I am having two questions on spectral radius:

We denote spectral radius of a matrix $A$ by $\rho(A)$

Question 1: Is it true that for any two matrices $A,B$,

$\rho(A+B)\le \rho(A)+\rho(B)$

When does it hold?

Question 2:

Is it true that $\rho(A)=\max_{||x||=1} x^TAx$?

If it holds then is it not true that $\rho(A+B)= \rho(A)+\rho(B)$?

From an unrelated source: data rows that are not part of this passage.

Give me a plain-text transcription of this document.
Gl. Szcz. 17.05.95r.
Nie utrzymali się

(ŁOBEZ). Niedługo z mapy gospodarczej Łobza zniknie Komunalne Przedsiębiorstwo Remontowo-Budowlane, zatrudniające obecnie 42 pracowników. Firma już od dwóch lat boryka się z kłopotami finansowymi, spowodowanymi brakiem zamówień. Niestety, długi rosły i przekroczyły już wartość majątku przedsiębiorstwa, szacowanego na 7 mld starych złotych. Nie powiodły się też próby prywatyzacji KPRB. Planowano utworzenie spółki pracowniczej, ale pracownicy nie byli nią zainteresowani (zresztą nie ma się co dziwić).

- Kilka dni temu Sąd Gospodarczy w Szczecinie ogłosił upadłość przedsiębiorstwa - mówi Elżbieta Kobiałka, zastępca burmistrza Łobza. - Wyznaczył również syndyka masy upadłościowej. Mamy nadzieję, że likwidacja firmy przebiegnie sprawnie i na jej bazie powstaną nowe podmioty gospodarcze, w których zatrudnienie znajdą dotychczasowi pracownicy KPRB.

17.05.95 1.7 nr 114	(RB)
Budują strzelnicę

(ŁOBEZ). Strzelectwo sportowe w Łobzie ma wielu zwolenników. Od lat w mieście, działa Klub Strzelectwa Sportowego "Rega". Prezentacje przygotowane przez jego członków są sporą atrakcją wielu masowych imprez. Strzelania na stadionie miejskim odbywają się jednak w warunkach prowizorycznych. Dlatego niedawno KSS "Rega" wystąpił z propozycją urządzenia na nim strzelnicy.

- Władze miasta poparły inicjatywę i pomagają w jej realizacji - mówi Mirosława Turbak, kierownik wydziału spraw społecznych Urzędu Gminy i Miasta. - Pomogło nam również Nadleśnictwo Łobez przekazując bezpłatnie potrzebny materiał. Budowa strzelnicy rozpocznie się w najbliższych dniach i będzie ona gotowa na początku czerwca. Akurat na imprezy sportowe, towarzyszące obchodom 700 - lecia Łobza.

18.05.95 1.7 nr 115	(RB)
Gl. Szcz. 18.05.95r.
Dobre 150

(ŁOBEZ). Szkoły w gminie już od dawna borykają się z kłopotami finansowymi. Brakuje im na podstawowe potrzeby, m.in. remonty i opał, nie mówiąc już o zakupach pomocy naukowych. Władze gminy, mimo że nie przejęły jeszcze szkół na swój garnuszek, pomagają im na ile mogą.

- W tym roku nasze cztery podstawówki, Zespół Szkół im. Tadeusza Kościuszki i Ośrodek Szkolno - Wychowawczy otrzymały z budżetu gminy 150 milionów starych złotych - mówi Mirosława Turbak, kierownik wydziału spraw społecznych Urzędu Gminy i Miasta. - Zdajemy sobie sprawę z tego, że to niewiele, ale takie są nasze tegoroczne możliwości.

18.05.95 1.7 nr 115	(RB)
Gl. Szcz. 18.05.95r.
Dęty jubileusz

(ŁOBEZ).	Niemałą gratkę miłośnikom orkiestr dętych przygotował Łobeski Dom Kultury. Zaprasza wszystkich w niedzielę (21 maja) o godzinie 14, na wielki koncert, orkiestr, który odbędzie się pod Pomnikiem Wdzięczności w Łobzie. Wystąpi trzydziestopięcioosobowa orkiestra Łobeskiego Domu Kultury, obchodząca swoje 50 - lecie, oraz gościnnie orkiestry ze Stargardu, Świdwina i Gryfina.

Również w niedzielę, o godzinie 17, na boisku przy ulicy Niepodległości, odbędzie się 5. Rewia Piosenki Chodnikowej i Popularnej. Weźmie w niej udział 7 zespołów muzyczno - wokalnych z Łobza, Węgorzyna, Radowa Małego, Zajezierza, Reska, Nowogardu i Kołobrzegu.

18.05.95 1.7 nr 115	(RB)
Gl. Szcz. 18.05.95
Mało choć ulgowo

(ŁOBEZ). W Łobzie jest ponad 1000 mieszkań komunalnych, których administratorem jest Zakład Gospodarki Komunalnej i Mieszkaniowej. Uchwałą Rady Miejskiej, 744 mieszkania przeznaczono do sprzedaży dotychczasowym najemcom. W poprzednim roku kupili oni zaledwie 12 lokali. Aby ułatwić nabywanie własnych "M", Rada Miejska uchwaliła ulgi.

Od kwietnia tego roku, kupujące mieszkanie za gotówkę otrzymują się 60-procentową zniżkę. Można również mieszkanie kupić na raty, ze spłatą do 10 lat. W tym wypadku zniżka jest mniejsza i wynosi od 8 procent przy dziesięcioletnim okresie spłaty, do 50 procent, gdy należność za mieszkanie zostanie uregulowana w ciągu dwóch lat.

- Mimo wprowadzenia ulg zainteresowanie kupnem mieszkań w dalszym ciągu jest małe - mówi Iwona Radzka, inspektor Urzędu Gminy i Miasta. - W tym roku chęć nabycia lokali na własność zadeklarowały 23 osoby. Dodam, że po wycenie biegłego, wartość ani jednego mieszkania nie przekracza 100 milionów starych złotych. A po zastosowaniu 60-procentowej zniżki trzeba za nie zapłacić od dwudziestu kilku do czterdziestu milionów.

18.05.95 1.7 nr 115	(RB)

because $\rho(A+B)=\max_{||x||=1} x^T(A+B)x=\max_{||x||=1} x^T(A)x+\max_{||x||=1} x^T(B)x=\rho(A)+\rho(B)$

I am stuck on these two questions. Can someone please help me out? If some more information is needed please reach me.

Answer 1

Question 1 holds when;

1. $A$ and $B$ are normal. Because in this case $\rho(A) = \lVert A \rVert_2$, which means $$ \rho(A+B) \leq \lVert A + B \rVert_2 \leq \lVert A \rVert_2 + \lVert B \rVert_2 = \rho(A) + \rho(B) $$ Note: $A+B$ may not be normal, but the first inequality holds for all matrices.
2. $A$ and $B$ are simultaneously upper-triangulizable, i.e. there exists an invertible $T$ such that $U_A:=T^{-1}AT$ and $U_B:=T^{-1}BT$ are upper triangular, in which case equality occurs. $$ \rho(A+B) = \rho(T^{-1} (A+B) T) = \rho(U_A + U_B) = \rho(A) + \rho(B)$$
3. $AB = BA$ (special case of 2)

For Question 2, both claims are not true. However, for a symmetric matrix $A$ $$\lambda_\max(A)=\max_{\lVert x \rVert=1} x^T A x$$ holds. Note that this is not equivalent to $\rho(A)$, which is the maximum absolute value of the eigenvalues. So, for symmetric matrices $$\lambda_\max(A+B)=\max_{\lVert x \rVert=1} x^T (A+B) x \leq \max_{\lVert x \rVert=1} x^T A x + \max_{\lVert x \rVert=1} x^T B x = \lambda_\max(A)+\lambda_\max(B)$$ holds.

Answer 2

For example, try $A = \pmatrix{0 & 1 \cr 0 & 0\cr}$ and $B = A^\top$.